À peine eus-je franchi le seuil de la maison que mon téléphone vibra : une notification m’indiquait une nouvelle demande d’ami. D’après les informations visibles, l’autre personne était un homme. Sa photo de profil représentait un husky. Son nom d’utilisateur se résumait à une longue chaîne de mots anglais, et il prétendait être un ami de Sun Rui.

Craignant qu’il ne lui fût arrivé quelque chose, j’acceptai rapidement la demande. Il m’envoya un « bonjour » poli accompagné d’un emoji rauque et mignon. Tout cela me parut étrange, aussi m’empressai-je d’aller demander à Sun Rui ce qu’il se passait.

« C’est un ancien collègue de l’époque où j’étais sauveteuse. Il est en troisième année à la fac, un petit chien-loup ensoleillé. Il accepte d’être 0 ou 1. Je ne savais pas que tu aimais les hommes avant, donc je n’avais aucun contact à te présenter. Mais maintenant que je le sais, je me dois naturellement de partager le meilleur avec les miens », répondit-elle, accompagnant son message d’un emoji de flirt, un clin d’œil.

« Ne t’inquiète pas, j’ai demandé autour de lui. Il est habile au lit. »

« … » Attends, je ne connais même pas ce type. Pourquoi me soucierais-je de savoir s’il est bon au lit ?

Je revins à la conversation avec le petit chien-loup. Il s’était déjà présenté : 21 ans, 1m85, étudiant en athlétisme, Luo Feilang.

« 18 ans, 1m75, étudiant entrant, Yu Mian. » Allez savoir pourquoi, je fis de même. Puis je me souvins de la chose la plus importante à lui préciser : « En fait, j’ai quelqu’un que j’aime et, pour l’instant, je ne suis pas intéressé par d’autres relations. »

« Je sais, Sun Rui m’a dit. Mais ne t’inquiète pas, tu es le bienvenu quand tu voudras commencer quelque chose. »

Sun Rui était-elle bien certaine que ce type avait été maître-nageur ? Il parlait plutôt comme un pirate.

Je lui envoyai un emoji hochant la tête, au hasard, pour mettre fin à la conversation.

Peu après, je reçus un autre message de Sun Rui : sa famille organisait une journée familiale au verger et avait besoin de bénévoles. Elle me demandait si j’étais disponible. Vu l’état actuel des choses, j’avais amplement de temps libre, aussi lui répondis-je que je viendrais.
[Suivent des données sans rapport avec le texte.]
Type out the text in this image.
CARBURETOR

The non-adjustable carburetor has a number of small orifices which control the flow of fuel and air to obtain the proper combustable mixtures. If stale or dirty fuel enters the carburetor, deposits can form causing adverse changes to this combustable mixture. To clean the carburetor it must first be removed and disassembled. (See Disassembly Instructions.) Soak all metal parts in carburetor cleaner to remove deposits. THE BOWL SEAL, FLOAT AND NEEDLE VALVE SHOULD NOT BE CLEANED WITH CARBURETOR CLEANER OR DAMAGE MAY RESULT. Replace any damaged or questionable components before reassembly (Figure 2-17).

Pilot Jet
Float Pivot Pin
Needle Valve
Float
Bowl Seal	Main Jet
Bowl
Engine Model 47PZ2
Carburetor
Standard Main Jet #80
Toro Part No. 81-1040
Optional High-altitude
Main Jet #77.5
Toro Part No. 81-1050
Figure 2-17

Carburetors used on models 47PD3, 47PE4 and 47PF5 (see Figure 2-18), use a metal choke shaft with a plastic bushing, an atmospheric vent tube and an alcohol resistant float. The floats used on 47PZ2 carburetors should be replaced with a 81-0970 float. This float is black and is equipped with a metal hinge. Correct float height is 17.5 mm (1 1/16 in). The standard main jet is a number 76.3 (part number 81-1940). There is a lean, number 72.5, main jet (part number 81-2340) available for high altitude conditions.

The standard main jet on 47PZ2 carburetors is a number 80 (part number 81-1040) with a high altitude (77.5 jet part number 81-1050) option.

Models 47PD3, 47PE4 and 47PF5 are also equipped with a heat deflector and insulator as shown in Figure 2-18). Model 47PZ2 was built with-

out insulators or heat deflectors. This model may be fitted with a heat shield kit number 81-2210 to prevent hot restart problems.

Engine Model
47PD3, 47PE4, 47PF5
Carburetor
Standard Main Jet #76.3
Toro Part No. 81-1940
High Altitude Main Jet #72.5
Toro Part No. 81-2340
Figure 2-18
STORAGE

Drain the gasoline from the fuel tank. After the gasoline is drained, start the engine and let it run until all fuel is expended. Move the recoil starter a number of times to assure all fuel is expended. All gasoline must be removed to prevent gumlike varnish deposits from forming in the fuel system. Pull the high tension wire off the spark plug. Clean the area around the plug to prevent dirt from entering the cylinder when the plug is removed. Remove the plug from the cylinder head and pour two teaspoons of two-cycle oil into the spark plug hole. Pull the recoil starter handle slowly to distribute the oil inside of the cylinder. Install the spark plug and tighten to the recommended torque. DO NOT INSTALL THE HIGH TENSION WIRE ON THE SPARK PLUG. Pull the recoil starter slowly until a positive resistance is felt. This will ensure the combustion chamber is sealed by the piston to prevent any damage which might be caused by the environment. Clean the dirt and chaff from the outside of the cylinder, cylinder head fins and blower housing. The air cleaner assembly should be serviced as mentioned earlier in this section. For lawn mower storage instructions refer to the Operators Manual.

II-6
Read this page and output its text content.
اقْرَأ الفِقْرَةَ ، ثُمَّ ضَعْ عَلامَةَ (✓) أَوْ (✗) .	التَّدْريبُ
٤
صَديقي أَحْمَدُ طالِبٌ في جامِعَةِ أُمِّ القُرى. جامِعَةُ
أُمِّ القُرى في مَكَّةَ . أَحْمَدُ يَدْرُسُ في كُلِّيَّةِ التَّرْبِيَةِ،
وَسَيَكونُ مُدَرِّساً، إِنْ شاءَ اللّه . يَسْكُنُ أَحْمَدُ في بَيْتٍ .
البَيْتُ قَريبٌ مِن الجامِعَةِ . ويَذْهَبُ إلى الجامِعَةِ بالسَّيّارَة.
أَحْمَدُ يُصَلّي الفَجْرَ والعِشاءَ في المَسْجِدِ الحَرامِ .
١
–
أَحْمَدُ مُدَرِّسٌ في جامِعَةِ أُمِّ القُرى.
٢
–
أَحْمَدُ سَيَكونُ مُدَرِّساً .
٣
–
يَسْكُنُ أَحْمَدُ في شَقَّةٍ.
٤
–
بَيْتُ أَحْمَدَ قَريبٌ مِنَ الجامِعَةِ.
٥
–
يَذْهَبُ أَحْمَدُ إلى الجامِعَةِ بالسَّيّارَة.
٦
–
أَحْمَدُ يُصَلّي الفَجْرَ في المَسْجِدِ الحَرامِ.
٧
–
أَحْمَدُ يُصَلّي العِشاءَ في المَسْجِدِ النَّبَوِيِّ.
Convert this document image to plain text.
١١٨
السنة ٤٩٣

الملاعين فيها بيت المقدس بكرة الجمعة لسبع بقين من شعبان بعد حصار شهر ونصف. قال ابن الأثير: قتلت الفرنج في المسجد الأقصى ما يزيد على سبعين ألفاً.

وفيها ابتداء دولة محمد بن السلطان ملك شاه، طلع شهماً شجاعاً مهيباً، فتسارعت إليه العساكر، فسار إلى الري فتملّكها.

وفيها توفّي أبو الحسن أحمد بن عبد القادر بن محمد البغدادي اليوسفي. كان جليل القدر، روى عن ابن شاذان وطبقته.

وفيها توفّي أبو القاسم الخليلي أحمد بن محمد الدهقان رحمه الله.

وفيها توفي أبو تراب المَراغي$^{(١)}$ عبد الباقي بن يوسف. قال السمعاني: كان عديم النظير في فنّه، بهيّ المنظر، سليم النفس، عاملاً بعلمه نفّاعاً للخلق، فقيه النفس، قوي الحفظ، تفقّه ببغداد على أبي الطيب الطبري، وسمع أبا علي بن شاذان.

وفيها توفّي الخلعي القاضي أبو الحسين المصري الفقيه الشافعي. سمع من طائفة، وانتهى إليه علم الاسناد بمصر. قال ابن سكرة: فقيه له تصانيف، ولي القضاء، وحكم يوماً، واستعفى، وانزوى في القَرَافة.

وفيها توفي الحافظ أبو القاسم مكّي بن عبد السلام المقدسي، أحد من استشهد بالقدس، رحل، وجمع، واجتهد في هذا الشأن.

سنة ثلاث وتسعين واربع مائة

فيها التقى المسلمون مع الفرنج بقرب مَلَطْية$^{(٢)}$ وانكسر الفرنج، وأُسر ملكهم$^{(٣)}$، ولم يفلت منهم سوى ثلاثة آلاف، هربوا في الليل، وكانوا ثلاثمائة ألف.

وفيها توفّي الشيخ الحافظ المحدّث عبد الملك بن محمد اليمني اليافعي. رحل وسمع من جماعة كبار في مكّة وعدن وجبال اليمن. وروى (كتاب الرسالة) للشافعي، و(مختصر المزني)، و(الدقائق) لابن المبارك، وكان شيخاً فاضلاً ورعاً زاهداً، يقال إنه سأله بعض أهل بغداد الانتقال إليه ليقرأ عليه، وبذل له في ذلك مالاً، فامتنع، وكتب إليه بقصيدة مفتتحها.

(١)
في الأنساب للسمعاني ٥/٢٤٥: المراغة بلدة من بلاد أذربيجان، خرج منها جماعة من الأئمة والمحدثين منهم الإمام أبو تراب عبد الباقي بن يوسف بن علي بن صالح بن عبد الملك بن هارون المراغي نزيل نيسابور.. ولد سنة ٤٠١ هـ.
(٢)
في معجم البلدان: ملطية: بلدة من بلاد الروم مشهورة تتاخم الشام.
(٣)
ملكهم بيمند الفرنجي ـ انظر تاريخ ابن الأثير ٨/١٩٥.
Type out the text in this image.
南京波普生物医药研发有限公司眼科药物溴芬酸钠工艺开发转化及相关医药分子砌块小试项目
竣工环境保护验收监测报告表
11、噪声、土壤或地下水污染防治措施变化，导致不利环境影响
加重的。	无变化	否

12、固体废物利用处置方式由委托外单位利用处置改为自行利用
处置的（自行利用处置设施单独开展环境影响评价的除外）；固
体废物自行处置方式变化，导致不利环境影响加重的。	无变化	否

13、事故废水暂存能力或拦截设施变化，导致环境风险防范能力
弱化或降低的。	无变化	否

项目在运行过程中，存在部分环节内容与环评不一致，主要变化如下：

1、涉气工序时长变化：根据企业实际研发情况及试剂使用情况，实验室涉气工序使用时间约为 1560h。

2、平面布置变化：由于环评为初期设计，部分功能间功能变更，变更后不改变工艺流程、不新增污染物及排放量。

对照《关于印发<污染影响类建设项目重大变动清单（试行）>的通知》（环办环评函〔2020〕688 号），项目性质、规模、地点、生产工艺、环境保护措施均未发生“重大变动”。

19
Quand le week-end arriva, j’informai grand-père de l’endroit où je me rendais, puis me dirigeai vers le verger familial des Sun. Cette fois, l’événement avait lieu dans leur verger de pêchers, car le mois de juillet marquait la saison des pêches. D’innombrables fruits mûrs pendaient aux branches des arbres de la forêt de pêchers, et un doux parfum fruité flottait dans l’air.

Bienvenue aux parents, enseignants et enfants de l’école maternelle du Soleil de l’Île aux Prunes Vertes pour notre événement de cueillette de fruits !

Alors que je lisais la banderole accrochée à l’entrée du verger, une pensée me frappa soudainement, me laissant figé sur place. N’était-ce pas l’école maternelle de Yan Wanqiu ? Un événement familial… Cela signifiait-il que Yan Kongshan allait se présenter ?

« Pourquoi ne m’as-tu pas dit que c’était l’école maternelle du Soleil ? » demandai-je à Sun Rui.

« Et alors ? Il y a un problème avec ça ? » répondit-elle en battant innocemment des cils.
« C’est mon père qui a organisé l’événement. Comment aurais-je pu savoir quelle école venait aujourd’hui ? »

Je résistai à l’envie de soupirer et lui fis signe de la main pour lui faire comprendre que, bien sûr, tout allait bien. Tout allait bien, sauf que lorsque Yan Kongshan allait arriver avec Yan Wanqiu, ce serait vraiment, vraiment gênant.

Sun Rui inspira profondément, visiblement inquiète. « C’est vrai ? »

Son indice d’humeur était vert — c’était vraiment une bonne amie, pensai-je. Elle en était même gênée pour moi.

Soudain, une voix extravertie et rayonnante retentit derrière moi : « Sun Rui ! »

Je me retournai pour découvrir un jeune homme à la peau sombre et bronzée, doté d’une silhouette splendide, qui avançait de l’autre côté du verger. Il portait un simple t-shirt et un jean. Lorsqu’il croisa mon regard, ses yeux s’illuminèrent et il dévoila une rangée de dents blanches dans un large sourire.

Je supposai qu’il s’agissait d’un ami de Sun Rui, mais, contre toute attente, il se dirigea directement vers moi. « Bonjour Yu Mian. Je suis Luo Feilang », dit-il en tendant la main.

Ainsi donc, c’était là la véritable raison pour laquelle Sun Rui m’avait demandé de faire du bénévolat : jouer les entremetteuses !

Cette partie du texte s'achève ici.